客観的な効果測定により、訓練の妥当性を検証します。

測定項目の例

機能分野 測定方法 評価頻度
筋力 握力測定・立ち上がりテスト 月1回
バランス 片足立ち時間・Functional Reach Test 月1回
歩行 10m歩行時間・歩数測定 月1回
ADL Barthel Index・FIM 3か月ごと
認知機能 HDS-R・MMSE 3か月ごと

数値データの活用例

改善事例:

  • Aさん(85歳女性)の10m歩行時間が30秒から25秒に短縮
  • Bさん(78歳男性)の片足立ち時間が3秒から8秒に延長
  • Cさん(82歳女性)の立ち上がり回数が5回から8回に増加

算定開始までの手続きの流れは?

事前準備(算定開始1か月前)

1. 人員配置の確認

  • 機能訓練指導員となる看護師等の選定
  • 必要に応じて外部講師による研修の実施
  • 勤務シフトへの機能訓練時間の組み込み

2. 設備・備品の準備

  • 訓練に必要な機器・用具の調達
  • 訓練スペースの確保
  • 記録用書式の準備

3. 利用者・家族への説明

  • 個別機能訓練加算の内容説明
  • 同意書の取得
  • 重要事項説明書の変更

自治体への届出手続き

必要書類の準備

  1. 体制届出書

    • 個別機能訓練加算に係る体制届
    • 機能訓練指導員の勤務形態一覧表
    • 資格証明書の写し
  2. 添付書類

    • 重要事項説明書(変更版)
    • 運営規程(変更版)
    • 研修受講証明書(該当する場合)

提出期限と注意事項

  • 算定開始月の前月15日までに提出
  • 自治体により書式や手続きが異なる場合があるため事前確認が必要
  • 不備があると算定開始が遅れるため、余裕をもった準備が重要

算定における注意点と対策は?

よくある算定漏れの原因

1. 計画書の未更新

  • 3か月ごとの見直しを忘れる
  • 利用者の状態変化に応じた計画変更ができていない

対策:

  • 見直し予定日をカレンダーに記録
  • 月末に翌月の見直し対象者を確認
  • 担当者会議での情報共有

2. 実施記録の不備

  • 訓練実施の記録漏れ
  • 評価結果の記載不足

対策:

  • 日々の記録様式の統一
  • 記録責任者の明確化
  • 定期的な記録監査の実施

監査対応のポイント

準備すべき書類

  1. 基本書類

    • 個別機能訓練計画書(全利用者分)
    • 同意書(利用者・家族)
    • 機能訓練指導員の資格証明書
  2. 実施記録

    • 日々の訓練実施記録
    • 評価・見直し記録
    • 効果測定結果
  3. 体制管理書類

    • 勤務表(機能訓練指導員の勤務状況)
    • 研修受講記録
    • 体制届出書の控え

監査対応のチェックリスト

  • 算定対象者全員の計画書が作成されている
  • 3か月ごとの見直しが適切に実施されている
  • 利用者・家族の同意が得られている
  • 機能訓練指導員の勤務実績が確認できる
  • 訓練実施記録が適切に作成されている
  • 効果測定が定期的に実施されている

まとめ:持続可能な個別機能訓練加算の取得に向けて

個別機能訓練加算は、PT・OTがいない認知症グループホームでも、看護師等の有資格者を機能訓練指導員として活用することで取得可能です。

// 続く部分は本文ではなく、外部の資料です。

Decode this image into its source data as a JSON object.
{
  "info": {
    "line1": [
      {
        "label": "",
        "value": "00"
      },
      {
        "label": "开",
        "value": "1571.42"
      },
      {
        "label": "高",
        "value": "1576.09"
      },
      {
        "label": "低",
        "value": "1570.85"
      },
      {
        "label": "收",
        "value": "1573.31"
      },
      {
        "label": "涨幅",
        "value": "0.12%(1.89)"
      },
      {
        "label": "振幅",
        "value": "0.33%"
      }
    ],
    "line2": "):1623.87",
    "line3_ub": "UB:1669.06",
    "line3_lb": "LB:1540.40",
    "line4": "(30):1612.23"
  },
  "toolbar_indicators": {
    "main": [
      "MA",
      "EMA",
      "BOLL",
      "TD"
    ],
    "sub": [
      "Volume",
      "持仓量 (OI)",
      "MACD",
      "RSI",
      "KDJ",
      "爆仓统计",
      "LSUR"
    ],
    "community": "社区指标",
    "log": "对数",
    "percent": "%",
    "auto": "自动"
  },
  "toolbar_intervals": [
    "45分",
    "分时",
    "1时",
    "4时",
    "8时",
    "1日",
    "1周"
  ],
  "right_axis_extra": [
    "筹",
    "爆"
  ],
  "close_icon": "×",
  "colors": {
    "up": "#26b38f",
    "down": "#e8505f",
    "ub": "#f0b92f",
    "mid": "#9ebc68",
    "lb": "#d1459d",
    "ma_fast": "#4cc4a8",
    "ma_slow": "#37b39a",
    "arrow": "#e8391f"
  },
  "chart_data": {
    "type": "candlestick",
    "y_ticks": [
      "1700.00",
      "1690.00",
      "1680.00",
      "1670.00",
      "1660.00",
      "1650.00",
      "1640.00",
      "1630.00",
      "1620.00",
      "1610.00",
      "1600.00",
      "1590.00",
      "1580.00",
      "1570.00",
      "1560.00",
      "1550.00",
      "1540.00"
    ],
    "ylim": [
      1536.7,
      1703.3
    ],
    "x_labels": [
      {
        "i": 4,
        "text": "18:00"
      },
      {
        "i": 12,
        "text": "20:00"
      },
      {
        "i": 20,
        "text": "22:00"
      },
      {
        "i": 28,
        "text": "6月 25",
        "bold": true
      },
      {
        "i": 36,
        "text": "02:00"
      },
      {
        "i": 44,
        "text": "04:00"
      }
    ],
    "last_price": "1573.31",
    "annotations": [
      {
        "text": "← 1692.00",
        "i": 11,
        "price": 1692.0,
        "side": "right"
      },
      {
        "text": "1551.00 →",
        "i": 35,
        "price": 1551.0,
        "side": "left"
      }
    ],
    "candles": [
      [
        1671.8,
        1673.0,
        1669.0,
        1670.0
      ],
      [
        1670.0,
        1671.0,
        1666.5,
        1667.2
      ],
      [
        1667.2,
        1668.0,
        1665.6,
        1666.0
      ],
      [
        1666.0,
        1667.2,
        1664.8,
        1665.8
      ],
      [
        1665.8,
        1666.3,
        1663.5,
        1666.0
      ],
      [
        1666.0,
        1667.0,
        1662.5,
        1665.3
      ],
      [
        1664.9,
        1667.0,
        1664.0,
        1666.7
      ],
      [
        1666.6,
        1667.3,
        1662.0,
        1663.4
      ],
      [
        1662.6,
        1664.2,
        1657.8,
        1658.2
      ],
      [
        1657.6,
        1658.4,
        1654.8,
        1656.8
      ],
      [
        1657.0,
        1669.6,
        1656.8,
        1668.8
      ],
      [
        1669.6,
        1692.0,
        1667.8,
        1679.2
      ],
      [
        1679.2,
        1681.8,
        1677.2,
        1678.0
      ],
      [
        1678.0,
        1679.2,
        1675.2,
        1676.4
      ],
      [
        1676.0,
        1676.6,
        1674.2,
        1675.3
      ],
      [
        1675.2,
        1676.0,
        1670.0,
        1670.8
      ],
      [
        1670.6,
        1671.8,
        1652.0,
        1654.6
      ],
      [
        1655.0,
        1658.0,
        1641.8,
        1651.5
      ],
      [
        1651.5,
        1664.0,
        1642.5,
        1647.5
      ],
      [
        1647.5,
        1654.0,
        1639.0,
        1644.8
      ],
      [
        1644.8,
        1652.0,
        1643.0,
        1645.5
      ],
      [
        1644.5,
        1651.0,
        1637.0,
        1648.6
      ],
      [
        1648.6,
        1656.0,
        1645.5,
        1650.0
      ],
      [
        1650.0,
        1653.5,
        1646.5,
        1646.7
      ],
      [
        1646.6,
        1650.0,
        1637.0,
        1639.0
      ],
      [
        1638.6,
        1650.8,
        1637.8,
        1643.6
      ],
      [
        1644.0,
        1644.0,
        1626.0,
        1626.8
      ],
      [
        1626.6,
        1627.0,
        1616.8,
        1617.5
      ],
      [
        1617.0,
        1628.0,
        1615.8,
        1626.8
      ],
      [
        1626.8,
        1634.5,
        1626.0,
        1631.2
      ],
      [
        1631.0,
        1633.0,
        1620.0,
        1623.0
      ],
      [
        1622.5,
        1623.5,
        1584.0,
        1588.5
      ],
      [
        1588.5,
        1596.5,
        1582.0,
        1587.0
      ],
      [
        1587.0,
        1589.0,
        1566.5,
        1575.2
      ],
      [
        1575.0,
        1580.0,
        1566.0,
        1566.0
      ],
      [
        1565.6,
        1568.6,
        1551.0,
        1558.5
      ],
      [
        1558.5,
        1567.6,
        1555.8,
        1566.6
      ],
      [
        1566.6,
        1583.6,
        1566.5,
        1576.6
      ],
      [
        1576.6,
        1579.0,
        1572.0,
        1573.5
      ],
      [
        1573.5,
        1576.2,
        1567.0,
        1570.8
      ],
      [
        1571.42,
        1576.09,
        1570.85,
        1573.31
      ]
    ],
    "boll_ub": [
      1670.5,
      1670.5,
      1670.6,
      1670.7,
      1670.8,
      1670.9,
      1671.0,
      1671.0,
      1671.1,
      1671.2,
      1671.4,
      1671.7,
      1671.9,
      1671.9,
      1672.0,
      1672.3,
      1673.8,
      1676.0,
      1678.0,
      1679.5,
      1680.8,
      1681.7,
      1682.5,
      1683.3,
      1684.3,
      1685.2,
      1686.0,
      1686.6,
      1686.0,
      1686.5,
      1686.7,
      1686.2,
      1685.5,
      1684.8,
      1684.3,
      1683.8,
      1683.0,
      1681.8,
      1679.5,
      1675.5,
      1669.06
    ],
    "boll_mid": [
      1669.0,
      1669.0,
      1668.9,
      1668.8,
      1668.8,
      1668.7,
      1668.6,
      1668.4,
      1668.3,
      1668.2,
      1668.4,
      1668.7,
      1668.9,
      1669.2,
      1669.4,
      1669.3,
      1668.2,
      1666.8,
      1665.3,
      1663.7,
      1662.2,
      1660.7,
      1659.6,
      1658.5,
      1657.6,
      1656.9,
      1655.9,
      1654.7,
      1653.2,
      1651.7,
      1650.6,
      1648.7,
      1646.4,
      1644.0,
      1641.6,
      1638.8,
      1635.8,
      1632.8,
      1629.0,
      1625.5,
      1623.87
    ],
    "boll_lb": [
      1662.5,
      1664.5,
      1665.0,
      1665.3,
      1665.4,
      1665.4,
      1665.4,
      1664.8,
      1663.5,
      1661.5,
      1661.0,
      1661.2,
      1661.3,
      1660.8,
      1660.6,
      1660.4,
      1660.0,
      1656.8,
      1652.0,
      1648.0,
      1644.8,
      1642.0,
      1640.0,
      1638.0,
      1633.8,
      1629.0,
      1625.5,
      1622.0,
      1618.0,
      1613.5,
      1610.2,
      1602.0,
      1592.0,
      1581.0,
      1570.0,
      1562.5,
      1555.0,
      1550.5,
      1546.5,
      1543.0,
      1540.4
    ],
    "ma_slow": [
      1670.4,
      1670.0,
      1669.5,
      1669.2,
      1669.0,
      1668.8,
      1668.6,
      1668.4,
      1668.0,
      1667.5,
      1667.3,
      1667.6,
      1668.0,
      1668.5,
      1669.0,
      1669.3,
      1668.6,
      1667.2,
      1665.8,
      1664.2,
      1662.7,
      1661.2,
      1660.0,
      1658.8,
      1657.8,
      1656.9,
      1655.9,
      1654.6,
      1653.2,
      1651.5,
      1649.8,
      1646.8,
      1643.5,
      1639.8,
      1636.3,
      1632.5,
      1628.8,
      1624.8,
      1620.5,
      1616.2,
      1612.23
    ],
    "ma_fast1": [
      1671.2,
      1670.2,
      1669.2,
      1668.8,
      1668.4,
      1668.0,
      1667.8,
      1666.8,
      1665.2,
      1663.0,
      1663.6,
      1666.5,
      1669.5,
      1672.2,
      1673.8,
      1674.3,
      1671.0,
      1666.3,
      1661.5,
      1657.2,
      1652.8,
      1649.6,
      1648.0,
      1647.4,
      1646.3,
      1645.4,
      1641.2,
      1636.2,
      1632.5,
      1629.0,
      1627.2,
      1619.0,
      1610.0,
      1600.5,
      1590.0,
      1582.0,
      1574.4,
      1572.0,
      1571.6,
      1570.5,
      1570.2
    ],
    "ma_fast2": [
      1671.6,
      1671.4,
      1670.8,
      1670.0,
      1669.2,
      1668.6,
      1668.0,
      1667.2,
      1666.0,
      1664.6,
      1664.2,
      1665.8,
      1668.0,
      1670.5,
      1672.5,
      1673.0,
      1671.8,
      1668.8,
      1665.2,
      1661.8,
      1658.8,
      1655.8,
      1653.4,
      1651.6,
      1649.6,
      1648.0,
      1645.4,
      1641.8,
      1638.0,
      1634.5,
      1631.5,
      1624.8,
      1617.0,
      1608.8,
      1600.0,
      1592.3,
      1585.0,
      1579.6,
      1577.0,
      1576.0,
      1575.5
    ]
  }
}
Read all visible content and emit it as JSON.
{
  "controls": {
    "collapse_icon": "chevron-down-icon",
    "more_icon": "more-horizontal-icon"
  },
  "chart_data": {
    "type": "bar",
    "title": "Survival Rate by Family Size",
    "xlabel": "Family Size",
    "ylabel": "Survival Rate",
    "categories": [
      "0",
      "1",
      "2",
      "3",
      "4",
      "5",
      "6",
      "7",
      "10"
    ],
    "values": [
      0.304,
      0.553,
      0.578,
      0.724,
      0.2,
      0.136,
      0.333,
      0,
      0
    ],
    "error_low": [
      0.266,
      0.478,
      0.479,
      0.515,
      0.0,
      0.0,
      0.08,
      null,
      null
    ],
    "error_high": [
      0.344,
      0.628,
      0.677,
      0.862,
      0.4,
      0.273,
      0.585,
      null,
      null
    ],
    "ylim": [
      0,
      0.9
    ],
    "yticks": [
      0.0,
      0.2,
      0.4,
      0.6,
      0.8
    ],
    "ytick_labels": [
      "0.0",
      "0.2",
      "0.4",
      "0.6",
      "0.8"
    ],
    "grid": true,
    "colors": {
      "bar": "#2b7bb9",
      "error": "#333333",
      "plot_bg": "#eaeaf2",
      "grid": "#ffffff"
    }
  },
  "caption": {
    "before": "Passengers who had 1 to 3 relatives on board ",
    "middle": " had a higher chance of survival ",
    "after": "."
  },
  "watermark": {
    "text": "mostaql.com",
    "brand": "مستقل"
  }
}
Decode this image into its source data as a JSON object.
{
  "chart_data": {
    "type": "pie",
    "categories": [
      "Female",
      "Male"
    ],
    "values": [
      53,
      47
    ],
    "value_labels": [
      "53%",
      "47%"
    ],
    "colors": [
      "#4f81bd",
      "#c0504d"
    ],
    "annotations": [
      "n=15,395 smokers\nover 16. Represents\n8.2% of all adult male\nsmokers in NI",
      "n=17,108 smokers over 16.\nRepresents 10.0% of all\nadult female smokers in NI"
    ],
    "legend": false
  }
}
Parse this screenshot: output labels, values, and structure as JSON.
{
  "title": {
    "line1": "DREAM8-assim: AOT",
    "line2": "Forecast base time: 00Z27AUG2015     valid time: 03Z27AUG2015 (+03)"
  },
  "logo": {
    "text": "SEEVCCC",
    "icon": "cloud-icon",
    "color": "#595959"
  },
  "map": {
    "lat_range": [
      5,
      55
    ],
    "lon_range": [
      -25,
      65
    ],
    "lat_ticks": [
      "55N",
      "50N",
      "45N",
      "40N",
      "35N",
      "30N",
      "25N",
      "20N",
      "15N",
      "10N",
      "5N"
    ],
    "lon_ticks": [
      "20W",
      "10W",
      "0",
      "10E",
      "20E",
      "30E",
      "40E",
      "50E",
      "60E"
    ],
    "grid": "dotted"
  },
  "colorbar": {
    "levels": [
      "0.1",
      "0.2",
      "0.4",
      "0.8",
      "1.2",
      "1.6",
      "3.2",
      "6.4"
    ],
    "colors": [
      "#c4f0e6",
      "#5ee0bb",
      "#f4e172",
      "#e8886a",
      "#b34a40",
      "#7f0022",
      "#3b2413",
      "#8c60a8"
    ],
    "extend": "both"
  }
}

月額546円の加算収入は決して大きくありませんが、適切な実施により利用者の身体機能維持・向上と事業所の収益改善を両立できます。

成功のポイントは、計画的な準備と継続的な記録管理、そして利用者の状態に応じた柔軟な訓練プログラムの実施です。既存スタッフのスキルアップと適切な体制構築により、持続可能な加算取得を実現していきましょう。